Como mi yo viva, claro.
—¿Ha funcionado? —pregunté, aún incrédula. Elevé la mirada, esperando encontrarme expresiones sombrías y anunciantes de malas noticias. En su lugar, todos parecieron boquiabiertos, mientras la mujer con el mentón trazado en madera apenas ocultaba su esbozo de sonrisa —. Eh, no soy la hechicera de las adivinanzas. Lo sabéis, ¿verdad?
Su gaznate se movió con fuerza, y en sus ojos relució la confusión más cruda. Él me repasó con la mirada varias veces, y no pareció creerse lo que estaba viendo en ninguna de ellas. No sabía si realmente tenían tan poca esperanza en su trabajo, o en su lugar no se habían esperado aquello de... mí.
—Sí, ha... funcionado. —El hombre asintió, con los labios entreabiertos y los ojos entornados.

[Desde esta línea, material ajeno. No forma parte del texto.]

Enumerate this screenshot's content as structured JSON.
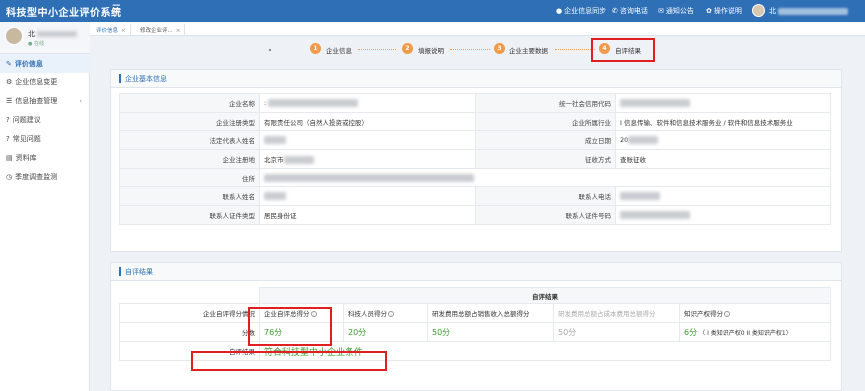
{
  "header": {
    "app_title": "科技型中小企业评价系统",
    "items": [
      {
        "label": "企业信息同步",
        "icon": "person-icon"
      },
      {
        "label": "咨询电话",
        "icon": "phone-icon"
      },
      {
        "label": "通知公告",
        "icon": "mail-icon"
      },
      {
        "label": "操作说明",
        "icon": "gear-icon"
      }
    ],
    "user_prefix": "北"
  },
  "sidebar": {
    "user_name": "北",
    "user_status": "在线",
    "items": [
      {
        "label": "评价信息",
        "active": true
      },
      {
        "label": "企业信息变更"
      },
      {
        "label": "信息抽查管理",
        "has_arrow": true
      },
      {
        "label": "问题建议"
      },
      {
        "label": "常见问题"
      },
      {
        "label": "资料库"
      },
      {
        "label": "季度调查监测"
      }
    ]
  },
  "tabs": [
    {
      "label": "评价信息"
    },
    {
      "label": "修改企业评..."
    }
  ],
  "steps": [
    {
      "num": "1",
      "label": "企业信息"
    },
    {
      "num": "2",
      "label": "填报说明"
    },
    {
      "num": "3",
      "label": "企业主要数据"
    },
    {
      "num": "4",
      "label": "自评结果"
    }
  ],
  "basic_info": {
    "title": "企业基本信息",
    "fields": {
      "company_name": "企业名称",
      "credit_code": "统一社会信用代码",
      "reg_type": "企业注册类型",
      "reg_type_value": "有限责任公司（自然人投资或控股）",
      "industry": "企业所属行业",
      "industry_value": "I 信息传输、软件和信息技术服务业 / 软件和信息技术服务业",
      "legal_rep": "法定代表人姓名",
      "founded": "成立日期",
      "founded_value": "20",
      "reg_place": "企业注册地",
      "reg_place_value": "北京市",
      "tax_method": "征收方式",
      "tax_method_value": "查账征收",
      "address": "住所",
      "contact_name": "联系人姓名",
      "contact_phone": "联系人电话",
      "id_type": "联系人证件类型",
      "id_type_value": "居民身份证",
      "id_number": "联系人证件号码"
    }
  },
  "result": {
    "title": "自评结果",
    "table_title": "自评结果",
    "row_label_scores": "企业自评得分情况",
    "row_label_points": "分数",
    "row_label_result": "自评结果",
    "columns": [
      {
        "label": "企业自评总得分",
        "value": "76分",
        "has_info": true
      },
      {
        "label": "科技人员得分",
        "value": "20分",
        "has_info": true
      },
      {
        "label": "研发费用总额占销售收入总额得分",
        "value": "50分",
        "has_info": false
      },
      {
        "label": "研发费用总额占成本费用总额得分",
        "value": "50分",
        "has_info": false,
        "muted": true
      },
      {
        "label": "知识产权得分",
        "value": "6分",
        "has_info": true,
        "note": "（ I 类知识产权0 II 类知识产权1）"
      }
    ],
    "conclusion": "符合科技型中小企业条件"
  }
}
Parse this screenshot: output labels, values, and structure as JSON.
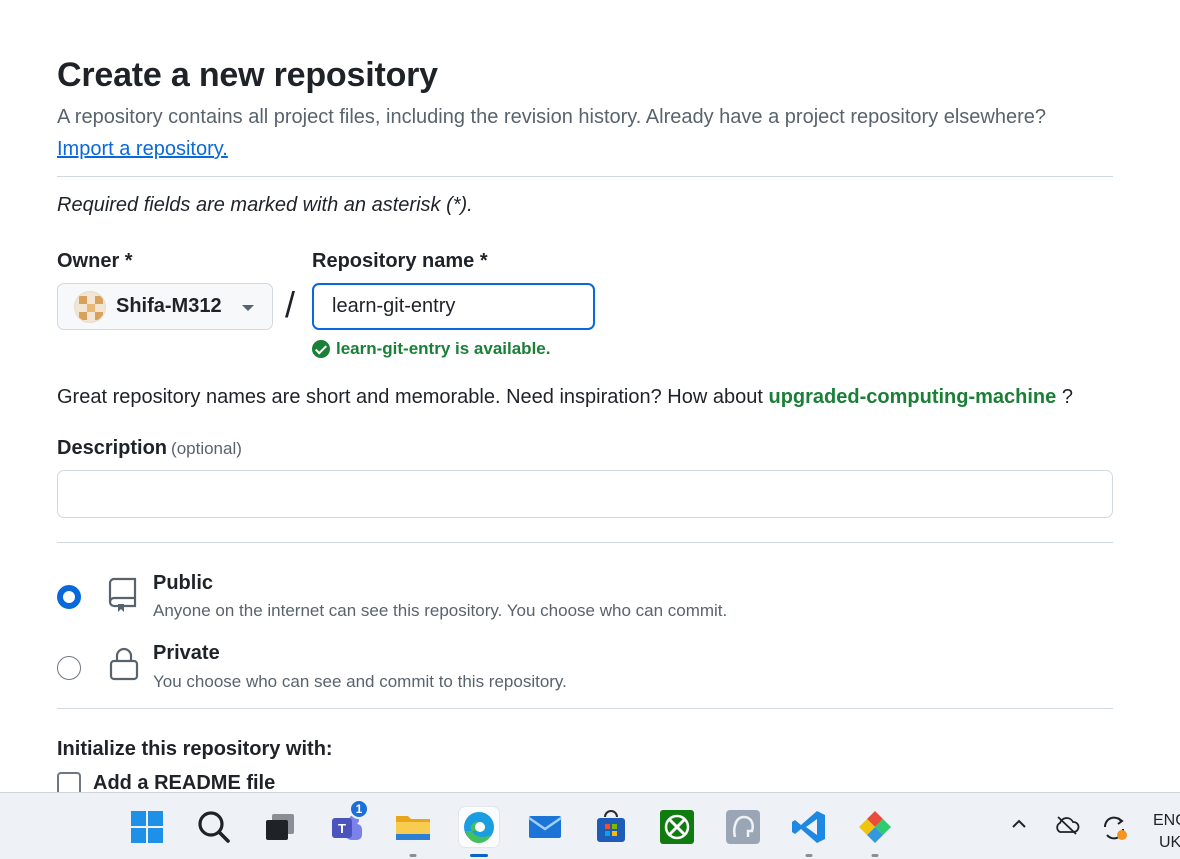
{
  "page": {
    "title": "Create a new repository",
    "subtitle": "A repository contains all project files, including the revision history. Already have a project repository elsewhere?",
    "import_link": "Import a repository.",
    "required_note": "Required fields are marked with an asterisk (*)."
  },
  "owner": {
    "label": "Owner *",
    "value": "Shifa-M312"
  },
  "repo_name": {
    "label": "Repository name *",
    "value": "learn-git-entry",
    "available_msg": "learn-git-entry is available."
  },
  "inspiration": {
    "text": "Great repository names are short and memorable. Need inspiration? How about ",
    "suggestion": "upgraded-computing-machine",
    "suffix": " ?"
  },
  "description": {
    "label": "Description",
    "optional": "(optional)",
    "value": ""
  },
  "visibility": {
    "selected": "public",
    "options": [
      {
        "title": "Public",
        "desc": "Anyone on the internet can see this repository. You choose who can commit."
      },
      {
        "title": "Private",
        "desc": "You choose who can see and commit to this repository."
      }
    ]
  },
  "init": {
    "title": "Initialize this repository with:",
    "readme_label": "Add a README file"
  },
  "taskbar": {
    "teams_badge": "1",
    "lang_line1": "ENG",
    "lang_line2": "UK",
    "icons": [
      "windows-start-icon",
      "search-icon",
      "task-view-icon",
      "teams-icon",
      "file-explorer-icon",
      "edge-icon",
      "mail-icon",
      "store-icon",
      "xbox-icon",
      "app-icon",
      "vscode-icon",
      "git-icon"
    ]
  }
}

Casi podía jurar que, de hecho, todas las velas a nuestro alrededor se tambalearon durante un instante.
Yo suspiré, aliviada. Inmediatamente, sentí como un peso enorme desaparecía de encima de mi vientre.

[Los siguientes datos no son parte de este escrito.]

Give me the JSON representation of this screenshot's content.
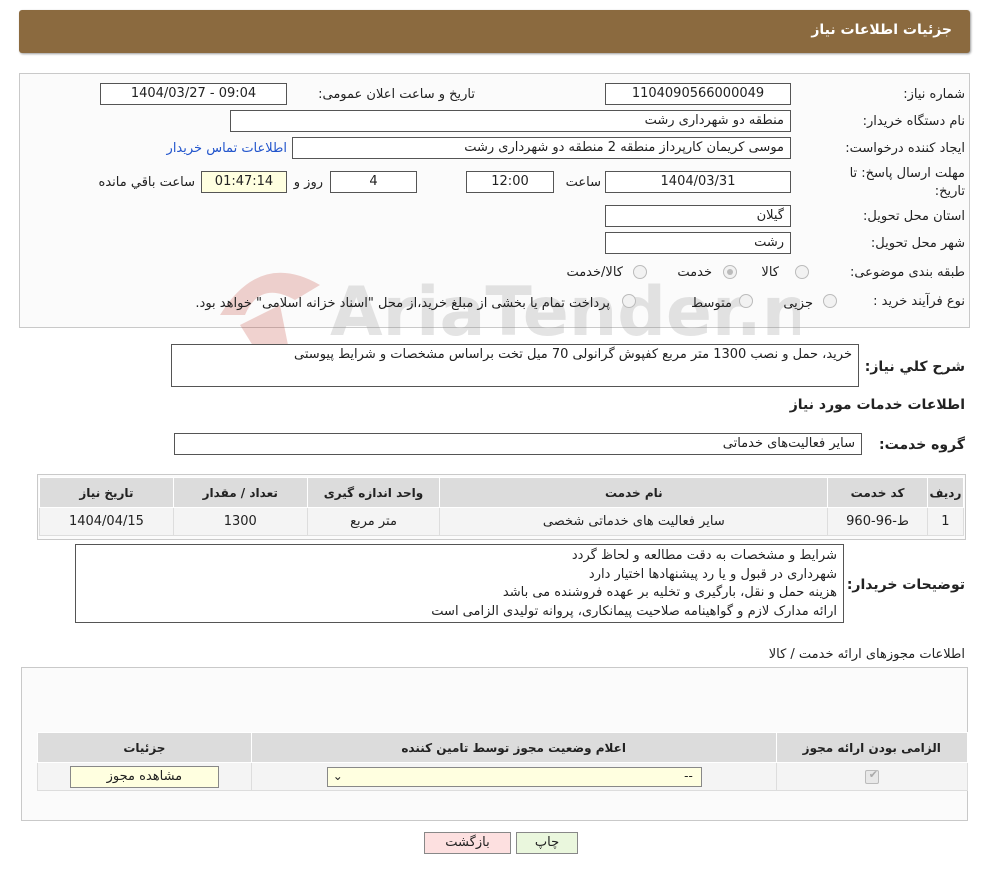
{
  "header": {
    "title": "جزئیات اطلاعات نیاز"
  },
  "form": {
    "need_number_label": "شماره نیاز:",
    "need_number": "1104090566000049",
    "announce_label": "تاریخ و ساعت اعلان عمومی:",
    "announce_value": "1404/03/27 - 09:04",
    "buyer_org_label": "نام دستگاه خریدار:",
    "buyer_org": "منطقه دو شهرداری رشت",
    "requester_label": "ایجاد کننده درخواست:",
    "requester": "موسی کریمان کارپرداز منطقه 2 منطقه دو شهرداری رشت",
    "contact_link": "اطلاعات تماس خریدار",
    "deadline_label_1": "مهلت ارسال پاسخ: تا",
    "deadline_label_2": "تاریخ:",
    "deadline_date": "1404/03/31",
    "time_label": "ساعت",
    "deadline_time": "12:00",
    "days_value": "4",
    "days_label": "روز و",
    "remaining_time": "01:47:14",
    "remaining_label": "ساعت باقي مانده",
    "province_label": "استان محل تحویل:",
    "province": "گیلان",
    "city_label": "شهر محل تحویل:",
    "city": "رشت",
    "category_label": "طبقه بندی موضوعی:",
    "category_options": [
      "کالا",
      "خدمت",
      "کالا/خدمت"
    ],
    "category_selected": "خدمت",
    "process_label": "نوع فرآیند خرید :",
    "process_options": [
      "جزیی",
      "متوسط"
    ],
    "process_note": "پرداخت تمام یا بخشی از مبلغ خرید،از محل \"اسناد خزانه اسلامی\" خواهد بود."
  },
  "summary": {
    "label": "شرح کلي نیاز:",
    "text": "خرید، حمل و نصب 1300 متر مربع کفپوش گرانولی 70 میل تخت براساس مشخصات و شرایط پیوستی"
  },
  "services": {
    "section_title": "اطلاعات خدمات مورد نیاز",
    "group_label": "گروه خدمت:",
    "group_value": "سایر فعالیت‌های خدماتی",
    "columns": [
      "ردیف",
      "کد خدمت",
      "نام خدمت",
      "واحد اندازه گیری",
      "تعداد / مقدار",
      "تاریخ نیاز"
    ],
    "rows": [
      [
        "1",
        "ط-96-960",
        "سایر فعالیت های خدماتی شخصی",
        "متر مربع",
        "1300",
        "1404/04/15"
      ]
    ]
  },
  "buyer_notes": {
    "label": "توضیحات خریدار:",
    "lines": [
      "شرایط و مشخصات به دقت مطالعه و لحاظ گردد",
      "شهرداری در قبول و یا رد پیشنهادها اختیار دارد",
      "هزینه حمل و نقل، بارگیری و تخلیه بر عهده فروشنده می باشد",
      "ارائه مدارک لازم و گواهینامه صلاحیت پیمانکاری، پروانه تولیدی الزامی است"
    ]
  },
  "permits": {
    "title": "اطلاعات مجوزهای ارائه خدمت / کالا",
    "columns": [
      "الزامی بودن ارائه مجوز",
      "اعلام وضعیت مجوز توسط تامین کننده",
      "جزئیات"
    ],
    "select_value": "--",
    "view_button": "مشاهده مجوز"
  },
  "actions": {
    "print": "چاپ",
    "back": "بازگشت"
  },
  "watermark": {
    "text": "AriaTender.neT"
  }
}
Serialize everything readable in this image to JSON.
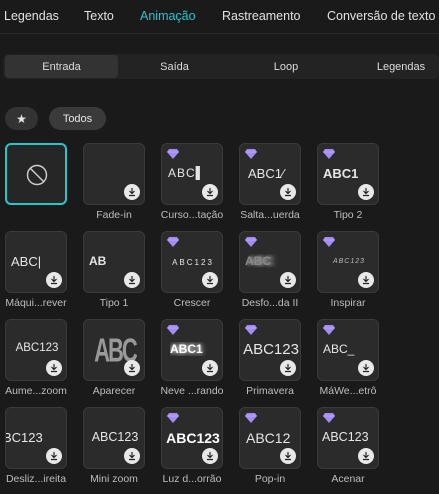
{
  "top_tabs": [
    "Legendas",
    "Texto",
    "Animação",
    "Rastreamento",
    "Conversão de texto"
  ],
  "sub_tabs": [
    "Entrada",
    "Saída",
    "Loop",
    "Legendas"
  ],
  "filters": {
    "favorites_icon": "star-icon",
    "all_label": "Todos"
  },
  "grid": [
    {
      "label": "",
      "preview": "",
      "icon": "none-icon"
    },
    {
      "label": "Fade-in",
      "preview": ""
    },
    {
      "label": "Curso...tação",
      "preview": "ABC▌"
    },
    {
      "label": "Salta...uerda",
      "preview": "ABC1⁄"
    },
    {
      "label": "Tipo 2",
      "preview": "ABC1"
    },
    {
      "label": "Máqui...rever",
      "preview": "ABC|"
    },
    {
      "label": "Tipo 1",
      "preview": "AB"
    },
    {
      "label": "Crescer",
      "preview": "ABC123"
    },
    {
      "label": "Desfo...da II",
      "preview": "ABC"
    },
    {
      "label": "Inspirar",
      "preview": "ABC123"
    },
    {
      "label": "Aume...zoom",
      "preview": "ABC123"
    },
    {
      "label": "Aparecer",
      "preview": "ABC"
    },
    {
      "label": "Neve ...rando",
      "preview": "ABC1"
    },
    {
      "label": "Primavera",
      "preview": "ABC123"
    },
    {
      "label": "MáWe...etrô",
      "preview": "ABC_"
    },
    {
      "label": "Desliz...ireita",
      "preview": "BC123"
    },
    {
      "label": "Mini zoom",
      "preview": "ABC123"
    },
    {
      "label": "Luz d...orrão",
      "preview": "ABC123"
    },
    {
      "label": "Pop-in",
      "preview": "ABC12"
    },
    {
      "label": "Acenar",
      "preview": "ABC123"
    }
  ],
  "colors": {
    "accent": "#22c6d3",
    "premium": "#9b7cf2"
  }
}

—Genial, pues ya está bien de buenas acciones por hoy. —Y le tendí la estaca, sin querer volver a tocarla nunca más. Aún podía sentir como mi corazón latía con una fuerza feroz, pese a ya estar supuestamente segura.
Iba a marcharme de allí sin esperar ni un segundo más. Probablemente, me daría un paseo por el campamento y revisaría que todo estaba en orden. Me aseguraría de que todos estuvieran listos para partir mañana hacia Sindorya y luego entrenaría un poco.
Pero, antes de poder llevar mi plan a cabo, una voz me detuvo sobre mis pies:
—Gracias, su majestad. No habrá años de servidumbre que puedan agradecer lo que acaba de hacer.
Era aquella mujer. Parecía algo mayor, probablemente rondaría los cincuenta, y los signos de vejez se denotaban con claridad en su semblante; sin embargo, emanaba una luz radiante que pulía su rostro sin necesidad de polvos. Era una mujer de constitución delgada y casi tan alta como yo, con harapos en lugar de ropa y extrañas cadenas trenzadas que rodeaban su tronco, levemente sueltas en torno a sus caderas y apretadas exageradamente en su pecho. También tenía unas inusuales flores y algunos tallos mal colocados enroscados alrededor de aquellos metales, asemejándose a una enredadera que trepaba por su cuerpo.
Yo apenas pude detener el sentimiento cálido que surgió en mi pecho, justo antes de murmurar —: Para eso estoy aquí.